Lesson 3.2

Study Guide - Smart Notes

Tailored notes based on your materials, expanded with key definitions, examples, and context.

Chapter 2: Exploring Data with Graphs and Numerical Summaries

Section 2.2: Describing Data Using Graphical Summaries

This section introduces graphical methods for summarizing and interpreting data, focusing on both categorical and quantitative variables. Understanding these visual tools is essential for identifying patterns, distributions, and anomalies in statistical data.

Distribution

Definition and Purpose

Distribution: A distribution describes the possible values a variable can take and the frequency or relative frequency of those values.
Graphical summaries and frequency tables are used to visually organize collected data.
Example: Recording the number of push-ups each of five friends can do yields a frequency table showing how often each value occurs.

Graphs for Categorical Data

Pie Charts

Pie charts are used to summarize categorical variables by representing each category as a proportional slice of a circle.

Pie Chart: Each slice's size is proportional to the percentage of observations in that category.
Useful for visualizing the composition of a dataset by category.
Example: COVID-19 deaths in Canada by province, where each province's share is shown as a slice.

Generic pie chart COVID-19 deaths in Canada pie chart

Bar Graphs

Bar graphs display a vertical bar for each category, with the height representing counts (frequencies) or percentages (relative frequencies).

Bar Graph: Easier to compare categories than pie charts.
When categories are ordered by frequency, the bar graph is called a Pareto Chart.
Example: COVID-19 deaths in Canada by province, shown as bars for each province.

Generic bar graph COVID-19 deaths in Canada bar graph

Class Exercise Example

Bar graphs can be used to summarize class standing data, such as the number of students in each year.

Bar graph of class standing

Real-World Applications

Bar graphs and pie charts are commonly used to display real-world data, such as leading causes of death or poverty rates before and after government intervention.

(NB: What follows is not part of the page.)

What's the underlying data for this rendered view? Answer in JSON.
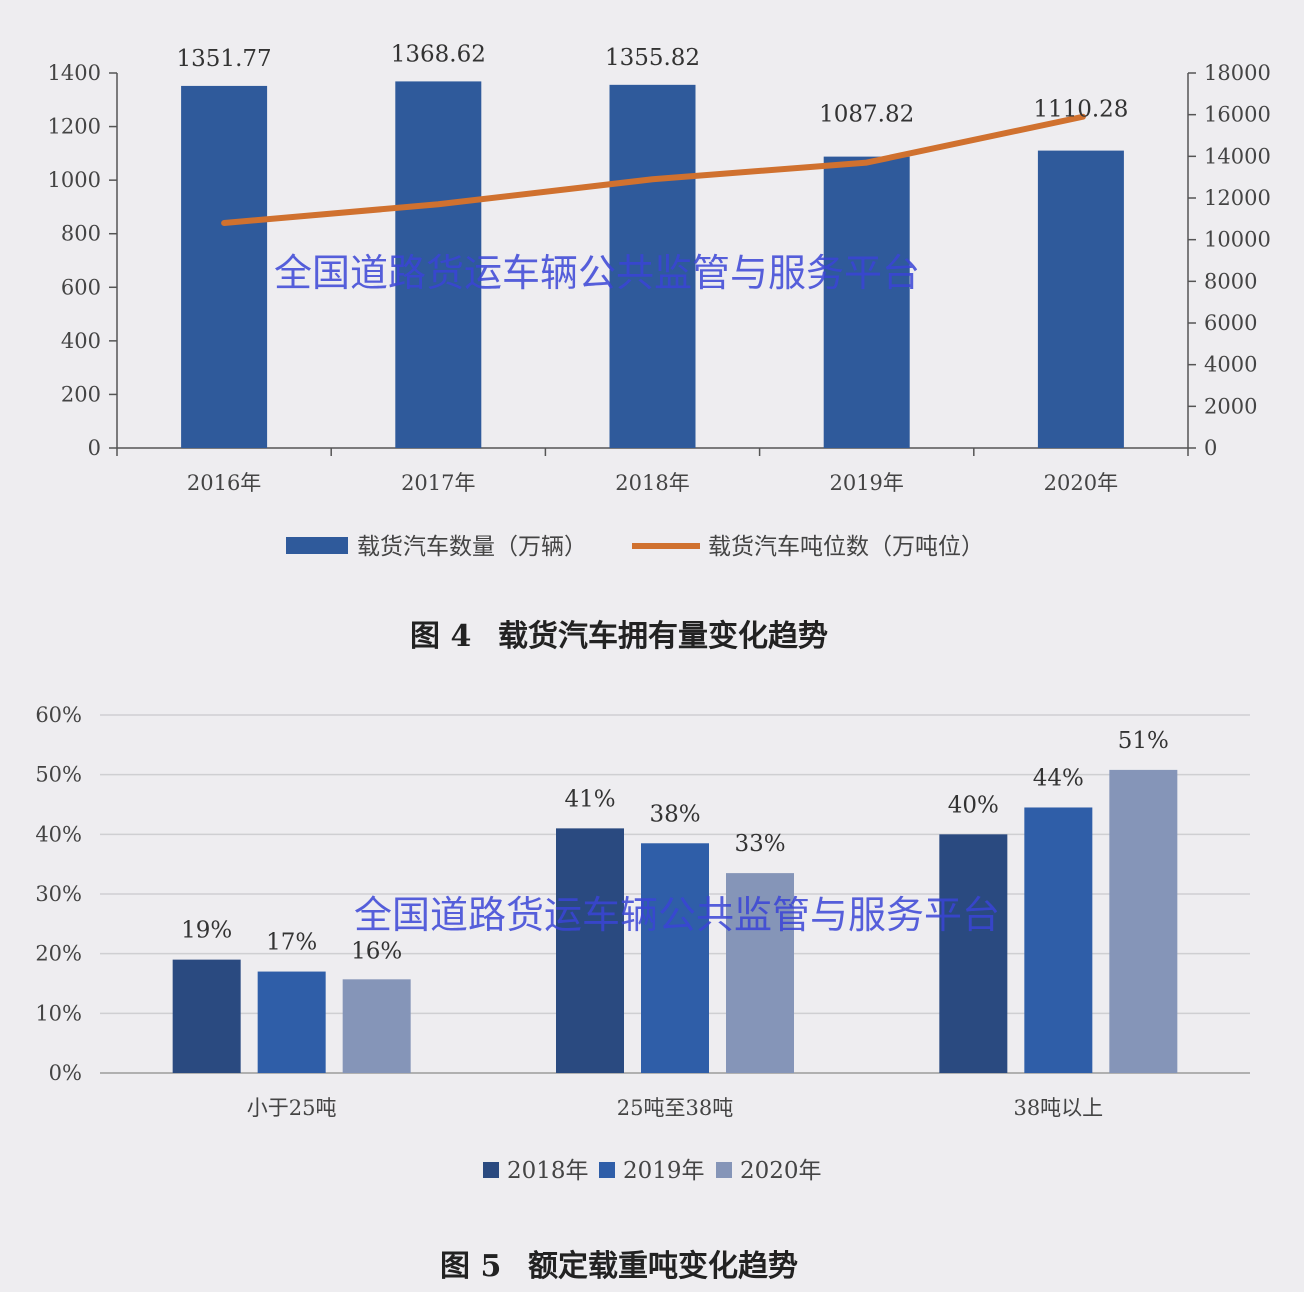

Table of leading causes of death in Canada Bar graph of deaths in Canada by cause Pie chart of deaths in Canada by cause Bar chart of child poverty rates before and after intervention

Graphs for Quantitative Data

Dot Plots

Dot plots are used for small datasets, showing a dot for each observation placed above its value on a number line.

Retains individual data values.
Useful for visualizing the distribution of a quantitative variable.
Example: Sodium content in cereals.

Generic dot plot Dot plot for sodium in cereals

Stem-and-Leaf Plots

Stem-and-leaf plots separate each observation into a stem (first part of the number) and a leaf (last digit), retaining individual values and showing distribution shape.

Stems are listed vertically, leaves are placed horizontally.
Useful for small to moderate datasets.
Example: Sodium content in cereals.

Generic stem-and-leaf plot

Histograms

Histograms use bars to portray the frequencies or relative frequencies of outcomes for a quantitative variable. They are most useful for large datasets.

Data range is divided into intervals of equal width.
Bars are drawn over each interval, with height equal to frequency or percentage.
Example: Sodium content in cereals.

Histogram of TV watching hours Histogram for sodium in cereals

Frequency Table Example

Frequency tables summarize quantitative data by intervals, showing frequency, proportion, and percentage for each interval.

Interval	Frequency	Proportion	Percentage
0 to 39	1	0.05	5%
40 to 79	1	0.05	5%
80 to 119	0	0.00	0%
120 to 159	4	0.20	20%
160 to 199	3	0.15	15%
200 to 239	7	0.35	35%
240 to 279	2	0.10	10%
280 to 319	2	0.10	10%

Histogram skewed to the left

Interpreting Histograms

Key Features: Center, Spread, and Shape

Center: Often measured by the median, where 50% of data lies below and 50% above.
Spread: Indicates how much the data varies.
Shape: Can be symmetric, skewed to the left, or skewed to the right.

Histogram skewed to the right Symmetric histogram

Skewness

Skewed to the left: Left tail is longer than the right tail.
Skewed to the right: Right tail is longer than the left tail.
Symmetric: Both sides are mirror images.

Life span skewed to the left Income skewed to the right

Types of Mounds

Unimodal: One peak in the distribution.
Bimodal: Two peaks in the distribution.

Unimodal and bimodal histograms

Outliers

An outlier is an observation that falls far from the rest of the data. Outliers should be investigated to determine their cause.

Histogram with an outlier

Time Plots

Definition and Use

Time Plot: Used for displaying a time series, plotting each observation against the time it was measured.
Points are usually connected to show trends over time.
Example: Number of people worldwide using the Internet from 1995 to 2001.

Time plot of Internet use

Lesson Summary

Descriptive statistics summarize data using graphical and numerical methods.
Categorical variables: Use pie charts and bar charts.
Quantitative variables: Use histograms, stem-and-leaf plots, dot plots, and box plots.
Key features to identify: shape (symmetrical or skewed), center, spread, and outliers.
Outliers: Extreme values that deviate from the bulk of observations.